Secondo la vulgata neoliberista, quello occidentale di oggi è il migliore dei mondi possibili, pieno zeppo com’è di “flessibilità” (e che c’è di più bello di una cosa flessibile, che può essere piagata e modificata in mille modi?), di “razionalità economica” (che cosa c’è di meglio, nell’epoca del trionfo della scienza e della tecnologia, che definirsi razionali?), di “libertà di scelta” fra miriadi di prodotti diversi (a chi invece piacerebbe essere schiavo di una scelta obbligata?).
Ma quale realtà si cela dietro questa patina di belle – e ambigue – parole? Ci aiutano a scoprirlo gli autori del volume collettaneo La politica del benessere, ed. L’Aperia, centrato sull’attualità del welfare state nell’epoca di quel neoliberismo che ne ha provocato la morte, pretendendo in più di farlo per il bene dell’umanità.
Secondo l’economia dominante la società non esiste e ognuno deve cavarsela da sé.
«Saremo forse fuori moda, ma a noi questo neoliberismo non piace».
AA.VV., La politica del benessere, ed. L’Aperia
«Saremo forse fuori moda, ma a noi questo neoliberismo non piace».
AA.VV., La politica del benessere, ed. L’Aperia
Giuseppe Ventrone, nel saggio che apre il libro, ci fa osservare che non è tutt’oro quel che luccica: dietro la “flessibilità” si nasconde la “precarietà” di coloro che “non possono permettersi” una moglie (o un marito), dei figli, una casa; effetto collaterale sminuito da un’economia centrata sulla crescita infinita e acefala della produzione e dei desideri, ma del quale non si possono ignorare le conseguenze, né sul piano umano né sul piano sociale: «è importante capire cosa si produce e perché, ovvero in quale sistema complessivo si muove la crescita economica, se nella direzione di uno sviluppo che risponda ai [bisogni dell’umanità] o al contrario in quella di un’accumulazione di ricchezze e potere nelle mani di pochi» (p. 7).

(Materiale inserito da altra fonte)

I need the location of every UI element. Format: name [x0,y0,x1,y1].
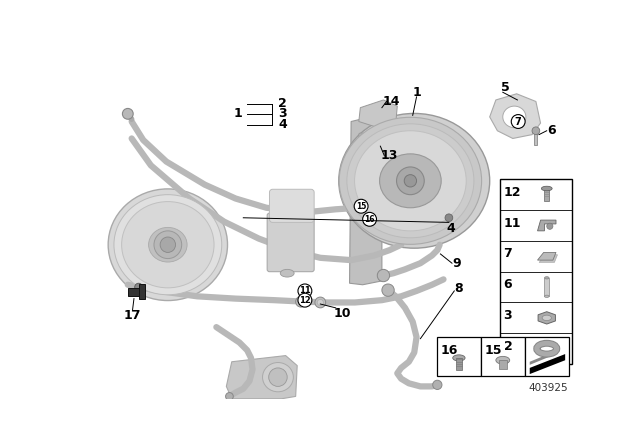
Circle shape [382,284,394,296]
Polygon shape [539,255,557,263]
Ellipse shape [347,124,474,238]
Text: 7: 7 [515,116,522,126]
Circle shape [315,297,326,308]
Circle shape [378,269,390,282]
Text: 16: 16 [440,344,458,357]
Ellipse shape [339,117,482,244]
Circle shape [547,223,553,229]
Circle shape [135,283,143,291]
Text: 11: 11 [504,216,521,229]
Text: 7: 7 [504,247,512,260]
FancyBboxPatch shape [500,179,572,364]
Text: 3: 3 [278,108,287,121]
Polygon shape [227,356,297,399]
Text: 6: 6 [547,124,556,137]
Ellipse shape [545,295,549,297]
Ellipse shape [114,195,221,295]
Bar [499,360,507,370]
Polygon shape [538,220,556,231]
Text: 2: 2 [504,340,512,353]
Text: 13: 13 [381,149,398,162]
Ellipse shape [262,362,293,392]
Ellipse shape [280,269,294,277]
Ellipse shape [148,228,187,262]
Text: 2: 2 [278,97,287,110]
Circle shape [225,392,234,400]
Circle shape [532,127,540,134]
Text: 1: 1 [412,86,421,99]
Circle shape [298,293,312,307]
Polygon shape [530,354,565,374]
Circle shape [397,167,424,195]
Text: 5: 5 [500,81,509,94]
Circle shape [363,212,376,226]
Text: 4: 4 [278,118,287,131]
Bar [128,288,143,296]
Polygon shape [490,94,541,138]
Text: 12: 12 [504,186,521,199]
Text: 14: 14 [382,95,400,108]
Text: 3: 3 [504,309,512,322]
Circle shape [269,368,287,386]
FancyBboxPatch shape [481,337,525,375]
Ellipse shape [503,106,526,128]
Text: 8: 8 [454,282,463,295]
Text: 9: 9 [452,257,461,270]
Polygon shape [349,117,382,285]
Polygon shape [530,351,556,365]
Text: 1: 1 [234,108,243,121]
Ellipse shape [122,202,214,288]
Circle shape [298,299,304,305]
Ellipse shape [108,189,227,301]
Circle shape [154,231,182,258]
FancyBboxPatch shape [269,189,314,222]
Polygon shape [538,312,556,324]
Text: 4: 4 [447,222,456,235]
Circle shape [354,199,368,213]
Ellipse shape [545,277,549,279]
Ellipse shape [452,355,465,361]
Circle shape [160,237,175,252]
Text: 16: 16 [364,215,375,224]
Ellipse shape [380,154,441,208]
Bar [545,190,549,201]
Text: 11: 11 [299,286,311,295]
Bar [456,358,462,370]
Ellipse shape [355,131,466,231]
FancyBboxPatch shape [525,337,569,375]
FancyBboxPatch shape [437,337,481,375]
Bar [139,284,145,299]
Text: 403925: 403925 [529,383,568,392]
Text: 17: 17 [124,309,141,322]
Text: 15: 15 [356,202,366,211]
Circle shape [445,214,452,222]
Polygon shape [538,252,556,260]
Ellipse shape [496,356,509,364]
Text: 15: 15 [484,344,502,357]
Bar [534,131,538,145]
Polygon shape [359,100,397,128]
Ellipse shape [541,186,552,191]
Circle shape [296,296,307,307]
Circle shape [433,380,442,389]
Circle shape [404,175,417,187]
Circle shape [122,108,133,119]
Circle shape [298,284,312,298]
FancyBboxPatch shape [267,213,314,271]
Ellipse shape [339,113,490,248]
Bar [545,278,549,296]
Text: 12: 12 [299,296,311,305]
Circle shape [511,115,525,129]
Ellipse shape [542,315,552,321]
FancyBboxPatch shape [359,133,379,198]
Circle shape [317,299,323,306]
Text: 10: 10 [333,307,351,320]
Text: 6: 6 [504,278,512,291]
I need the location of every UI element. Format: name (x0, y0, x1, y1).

Oreste Ventrone ci parla delle “contraddizioni del sistema mondo”, mentre Enrico Gargiulo ci svela il “lato oscuro” del welfare state, che è servito (finché è durato) a tenere in piedi un delicato e occulto meccanismo al contempo di inclusione di alcuni e di esclusione di tutti gli altri. Poi, negli anni ’80, il thatcherismo e la reagonomics hanno diffuso una retorica – culminante nella tragica affermazione della Thatcher: “la società non esiste” – per la quale ogni uomo è un individuo, ogni individuo è imprenditore di se stesso e ogni intervento esterno è una perturbazione della competizione. Da quel punto a seguire, ciascuno è responsabile unico del proprio futuro: della propria formazione, della propria carriera, del proprio successo, perfino della propria salute (perché, in definitiva, in un mondo in cui tutti sono liberi di scegliere quello che preferiscono, nessuno può lamentarsi della propria condizione; posizione che non tiene conto dello scollamento tra libertà di diritto – cioè ad esempio l’assenza di ogni impedimento alla volontà di essere imprenditore – e libertà di fatto – cioè la circostanza reale per cui, ad esempio, mancano i capitali per avviare qualunque impresa). Ideologia alla quale del vecchio detto “ognun per sé e Dio per tutti” non rimane che la prima, necessariamente tronca, metà.
«Saremo forse un po’ fuori moda, ma a noi questo neoliberismo non piace» si potrebbe concludere citando da p. 10. Certe volte, essere inattuali è una scelta obbligata.